Что мы знаем о Лиле, которой исполнилось тогда лишь двадцать два года? «Маленькая девушка с внимательными глазами и выпуклым лбом, – напишет о ней Волошин. – Была хрома от рождения и с детства привыкла считать себя уродом». До квартиры на 7-й линии жила с матерью, старшим братом и сестрой сначала на Малом проспекте (В.О., Малый пр., 15), потом на 6-й линии (6-я линия, 41). Покойный отец ее был учителем чистописания, мать – акушеркой. Брат, который страдал падучей, в детстве заставлял Лилю просить милостыню, хотя полученные монеты выбрасывал: «стыдно было» ему, дворянину. Сестра же требовала, чтобы ей приносили в жертву самое любимое, и они сжигали игрушки. Когда нечего было жечь, бросили в печь щенка, взрослые едва вытащили его. У Лили был костный туберкулез, осталась хромой на всю жизнь. Брат и сестра, смеясь, отламывали ноги у ее кукол: «Раз ты хромая, у тебя должны быть хромые игрушки». Долгие годы Лиля не вставала с постели, в тринадцать ее изнасилует любовник матери. Изувеченная, жуткая жизнь. Но гимназию окончит с медалью, а стихи начнет писать как раз с тринадцати. О них высоко отзовется потом Цветаева: «В этой молодой школьной девушке жил нескромный, нешкольный, жестокий дар, который не только не хромал, а, как Пегас, земли не знал». Так считал и Волошин. Но именно стихи ее и отвергнет редактор только что созданного журнала «Аполлон» и друг, как помним, Гумилева Сергей Маковский. Он считал, что если и «пускать» на страницы изысканного «Аполлона» женщин, то только уж светских дам – как бы равных журналу. Тогда-то и явилась миру Черубина де Габриак – самая громкая авантюра Серебряного века!..

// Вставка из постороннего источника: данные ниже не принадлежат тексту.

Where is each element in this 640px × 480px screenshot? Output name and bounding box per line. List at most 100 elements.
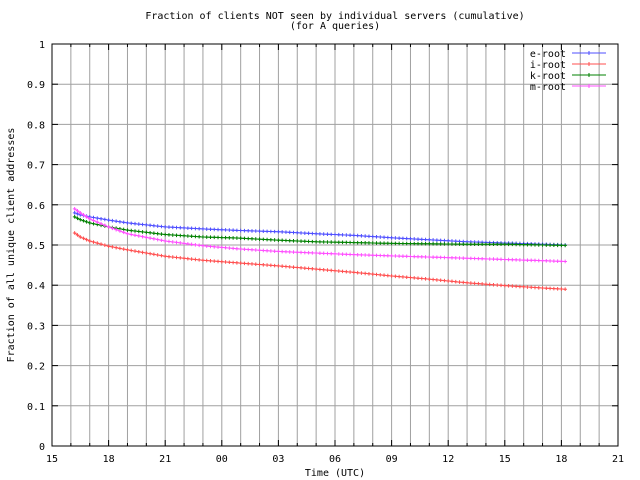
data-point [272, 229, 277, 234]
data-point [540, 258, 545, 263]
data-point [193, 243, 198, 247]
data-point [208, 259, 213, 263]
data-point [212, 244, 217, 249]
data-point [453, 279, 458, 284]
data-point [457, 242, 462, 246]
data-point [118, 229, 122, 233]
data-point [299, 239, 303, 243]
data-point [303, 231, 307, 235]
data-point [148, 230, 152, 235]
y-tick-label: 0.6 [27, 201, 45, 212]
data-point [382, 253, 386, 258]
data-point [238, 247, 243, 251]
data-point [170, 255, 175, 259]
data-point [374, 272, 379, 277]
data-point [435, 238, 439, 242]
data-point [223, 228, 228, 232]
data-point [476, 281, 481, 286]
data-point [431, 277, 435, 282]
data-point [321, 267, 326, 272]
data-point [427, 255, 432, 259]
data-point [238, 236, 243, 240]
data-point [469, 256, 473, 261]
data-point [344, 233, 349, 237]
data-point [193, 257, 198, 262]
data-point [363, 253, 367, 257]
data-point [484, 257, 488, 261]
data-point [352, 252, 356, 257]
data-point [193, 234, 198, 239]
data-point [129, 248, 134, 253]
data-point [204, 244, 209, 248]
data-point [167, 232, 171, 237]
x-tick-label: 06 [329, 454, 341, 465]
data-point [303, 266, 307, 270]
data-point [544, 259, 549, 263]
data-point [419, 237, 424, 242]
data-point [461, 256, 466, 260]
x-tick-label: 15 [499, 454, 511, 465]
data-point [333, 268, 337, 273]
data-point [491, 242, 496, 246]
data-point [321, 232, 326, 236]
data-point [503, 283, 507, 288]
data-point [201, 244, 205, 248]
data-point [242, 236, 247, 241]
data-point [186, 256, 190, 261]
data-point [170, 240, 175, 244]
data-point [386, 253, 390, 258]
data-point [246, 236, 251, 241]
data-point [435, 255, 439, 260]
data-point [469, 281, 473, 285]
data-point [201, 227, 205, 231]
data-point [155, 224, 160, 228]
data-point [555, 259, 560, 264]
data-point [216, 235, 220, 240]
data-point [295, 250, 300, 255]
data-point [197, 226, 201, 231]
data-point [340, 269, 345, 274]
data-point [506, 257, 511, 262]
data-point [231, 260, 235, 265]
data-point [404, 241, 409, 246]
data-point [386, 273, 390, 278]
data-point [118, 246, 122, 251]
data-point [276, 229, 281, 234]
data-point [231, 246, 235, 251]
data-point [329, 240, 334, 244]
data-point [359, 240, 364, 245]
x-tick-label: 15 [46, 454, 58, 465]
data-point [355, 270, 360, 275]
legend-marker-m-root [587, 84, 591, 88]
data-point [269, 229, 273, 234]
data-point [250, 229, 254, 233]
data-point [208, 235, 213, 240]
data-point [99, 221, 103, 226]
data-point [438, 242, 443, 246]
data-point [167, 225, 171, 229]
data-point [110, 218, 115, 223]
data-point [178, 241, 183, 245]
data-point [340, 252, 345, 256]
data-point [276, 264, 281, 268]
data-point [72, 231, 77, 235]
data-point [303, 239, 307, 244]
data-point [442, 242, 447, 246]
data-point [238, 261, 243, 265]
data-point [178, 256, 183, 260]
legend-label-e-root: e-root [530, 49, 566, 60]
data-point [269, 237, 273, 242]
data-point [514, 284, 518, 289]
data-point [450, 279, 454, 284]
data-point [484, 242, 488, 246]
data-point [378, 253, 383, 258]
data-point [280, 249, 284, 254]
data-point [329, 232, 334, 237]
data-point [408, 275, 413, 280]
x-tick-label: 18 [555, 454, 567, 465]
data-point [84, 237, 89, 242]
data-point [174, 255, 179, 260]
data-point [114, 219, 118, 224]
data-point [397, 274, 401, 279]
data-point [363, 241, 367, 245]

«Пур эпате ле буржуа», – любил повторять Макс, что по-русски означало: «чтобы эпатировать мещан». Мистификация с Черубиной и есть эпатаж. Свои «мистификации» Волошин не бросит и после Черубины, и после дуэли из-за нее. Будет потом умолять юную Цветаеву печатать стихи о России «от лица какого-нибудь… ну, хоть Петухова». «Ты увидишь, – горячечно будет бормотать, – как их через десять дней вся Москва и весь Петербург будут знать наизусть. Брюсов напишет статью. Яблоновский напишет статью. А я напишу предисловие… Как это будет чудесно! Тебя – Брюсов… будет колоть стихами Петухова: “Вот, если бы г-жа Цветаева, вместо того чтобы воспевать собственные зеленые глаза, обратилась к родимым зеленым полям, как г. Петухов, которому тоже семнадцать лет”…» Марина, к счастью, не согласится, как пишет – из-за врожденной честности. А может, не согласится и потому, что Дмитриева до нее не устояла – согласилась…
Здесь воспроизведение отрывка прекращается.